When piecing together a contract, an often neglected but incredibly important area (quite literally) is jurisdiction and it seems wild to want to travel the world to fall out – or challenge the contract in court.
Let’s strip this back, what is jurisdiction? Quite simply, it’s the location in which your contract is legally defined and establishes what country’s law the court will hear a claim brought under the contract in question, i.e. an English court will not see a Scottish contract and vice versa.
So how do you choose jurisdiction? Well, if something were to go wrong, where do you want to sort it out any potential dispute and what law do you want to apply?
If the majority of your business takes place within your own country, it’s a no brainer! So why do so many people skim this clause and want to head elsewhere to go to court? It very quickly becomes expensive if you have to source a lawyer in a different country, never mind travel costs associated with choosing the different jurisdiction.

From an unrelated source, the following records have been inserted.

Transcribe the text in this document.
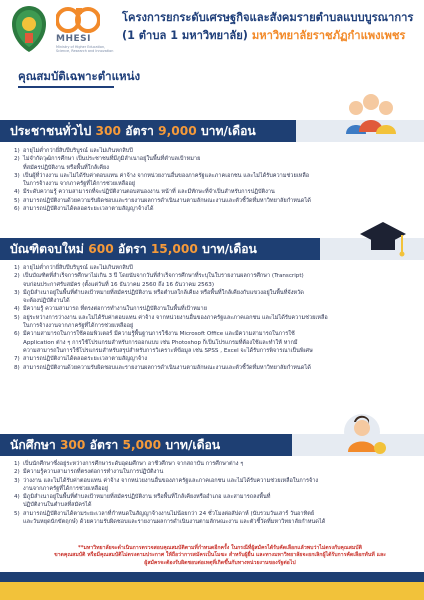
MHESI
Ministry of Higher Education, Science, Research and Innovation
โครงการยกระดับเศรษฐกิจและสังคมรายตำบลแบบบูรณาการ
(1 ตำบล 1 มหาวิทยาลัย) มหาวิทยาลัยราชภัฏกำแพงเพชร
คุณสมบัติเฉพาะตำแหน่ง
ประชาชนทั่วไป 300 อัตรา 9,000 บาท/เดือน
1) อายุไม่ต่ำกว่ายี่สิบปีบริบูรณ์ และไม่เกินหกสิบปี
2) ไม่จำกัดวุฒิการศึกษา เป็นประชาชนที่มีภูมิลำเนาอยู่ในพื้นที่ตำบลเป้าหมาย
ที่สมัครปฏิบัติงาน หรือพื้นที่ใกล้เคียง
3) เป็นผู้ที่ว่างงาน และไม่ได้รับค่าตอบแทน ค่าจ้าง จากหน่วยงานอื่นของภาครัฐและภาคเอกชน และไม่ได้รับความช่วยเหลือ
ในการจ้างงาน จากภาครัฐที่ได้การช่วยเหลืออยู่
4) มีระดับความรู้ ความสามารถที่จะปฏิบัติงานตอบสนองงาน หน้าที่ และมีทักษะที่จำเป็นสำหรับการปฏิบัติงาน
5) สามารถปฏิบัติงานด้วยความรับผิดชอบและรายงานผลการดำเนินงานตามลักษณะงานและตัวชี้วัดที่มหาวิทยาลัยกำหนดได้
6) สามารถปฏิบัติงานได้ตลอดระยะเวลาตามสัญญาจ้างได้
บัณฑิตจบใหม่ 600 อัตรา 15,000 บาท/เดือน
1) อายุไม่ต่ำกว่ายี่สิบปีบริบูรณ์ และไม่เกินหกสิบปี
2) เป็นบัณฑิตที่สำเร็จการศึกษาไม่เกิน 3 ปี โดยนับจากวันที่สำเร็จการศึกษาที่ระบุในใบรายงานผลการศึกษา (Transcript)
จบก่อนประกาศรับสมัคร (ตั้งแต่วันที่ 16 ธันวาคม 2560 ถึง 16 ธันวาคม 2563)
3) มีภูมิลำเนาอยู่ในพื้นที่ตำบลเป้าหมายที่สมัครปฏิบัติงาน หรือตำบลใกล้เคียง หรือพื้นที่ใกล้เคียงกับแขวงอยู่ในพื้นที่จังหวัด
จะต้องปฏิบัติงานได้
4) มีความรู้ ความสามารถ ที่ตรงต่อการทำงานในการปฏิบัติงานในพื้นที่เป้าหมาย
5) อยู่ระหว่างการว่างงาน และไม่ได้รับค่าตอบแทน ค่าจ้าง จากหน่วยงานอื่นของภาครัฐและภาคเอกชน และไม่ได้รับความช่วยเหลือ
ในการจ้างงานจากภาครัฐที่ได้การช่วยเหลืออยู่
6) มีความสามารถในการใช้คอมพิวเตอร์ มีความรู้พื้นฐานการใช้งาน Microsoft Office และมีความสามารถในการใช้
Application ต่าง ๆ การใช้โปรแกรมสำหรับการออกแบบ เช่น Photoshop ก็เป็นโปรแกรมที่ต้องใช้และทำให้ หากมี
ความสามารถในการใช้โปรแกรมสำหรับสรุปสำหรับการวิเคราะห์ข้อมูล เช่น SPSS , Excel จะได้รับการพิจารณาเป็นพิเศษ
7) สามารถปฏิบัติงานได้ตลอดระยะเวลาตามสัญญาจ้าง
8) สามารถปฏิบัติงานด้วยความรับผิดชอบและรายงานผลการดำเนินงานตามลักษณะงานและตัวชี้วัดที่มหาวิทยาลัยกำหนดได้
นักศึกษา 300 อัตรา 5,000 บาท/เดือน
1) เป็นนักศึกษาซึ่งอยู่ระหว่างการศึกษาระดับอุดมศึกษา อาชีวศึกษา จากสถาบัน การศึกษาต่าง ๆ
2) มีความรู้ความสามารถที่ตรงต่อการทำงานในการปฏิบัติงาน
3) ว่างงาน และไม่ได้รับค่าตอบแทน ค่าจ้าง จากหน่วยงานอื่นของภาครัฐและภาคเอกชน และไม่ได้รับความช่วยเหลือในการจ้าง
งานจากภาครัฐที่ได้การช่วยเหลืออยู่
4) มีภูมิลำเนาอยู่ในพื้นที่ตำบลเป้าหมายที่สมัครปฏิบัติงาน หรือพื้นที่ใกล้เคียงหรืออำเภอ และสามารถลงพื้นที่
ปฏิบัติงานในตำบลที่สมัครได้
5) สามารถปฏิบัติงานได้ตามระยะเวลาที่กำหนดในสัญญาจ้างงานไม่น้อยกว่า 24 ชั่วโมงต่อสัปดาห์ (นับรวมวันเสาร์ วันอาทิตย์
และวันหยุดนักขัตฤกษ์) ด้วยความรับผิดชอบและรายงานผลการดำเนินงานตามลักษณะงาน และตัวชี้วัดที่มหาวิทยาลัยกำหนดได้
**มหาวิทยาลัยจะดำเนินการตรวจสอบคุณสมบัติตามที่กำหนดอีกครั้ง ในกรณีที่ผู้สมัครได้รับคัดเลือกแล้วพบว่าไม่ตรงกับคุณสมบัติ
ขาดคุณสมบัติ หรือมีคุณสมบัติไม่ตรงตามประกาศ ให้ถือว่าการสมัครเป็นโมฆะ สำหรับผู้ยื่น และทางมหาวิทยาลัยจะยกเลิกผู้ได้รับการคัดเลือกทันที และ
ผู้สมัครจะต้องรับผิดชอบต่อเหตุที่เกิดขึ้นกับทางหน่วยงานของรัฐต่อไป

However, in some cases the Jurisdiction is imposed upon the business as part of the negotiation, so this issue is not clear cut.
If a court does not have jurisdiction to hear your case, you will be sent packing and in the unlikely event that a court starts to hear a case outside the jurisdiction, it would have to be stopped and transferred to the correct jurisdiction which then may result in potential delays to a case and more expense all round.
In an English court, an English magistrate or judge will not be able to pass judgement on a Scottish contract and vice versa, this can become even more complicated when you start moving out with the UK and particularly with more complex cases that need to be taken somewhere with a more experienced judge.
Choosing your jurisdiction strategically may benefit you, should a claim arise. For example, a contract bound under Scottish Law dealing with an American client. Should a claim be made under the contract, the U.S party would need to source a Scottish lawyer and incur massive costs travelling to and staying in another country which in turn might be too much effort for a claim (depending on the severity of it).
In a nutshell, where possible the law should be practical, so choose your jurisdiction to minimise cost, travel and keep your energy for what matters to you.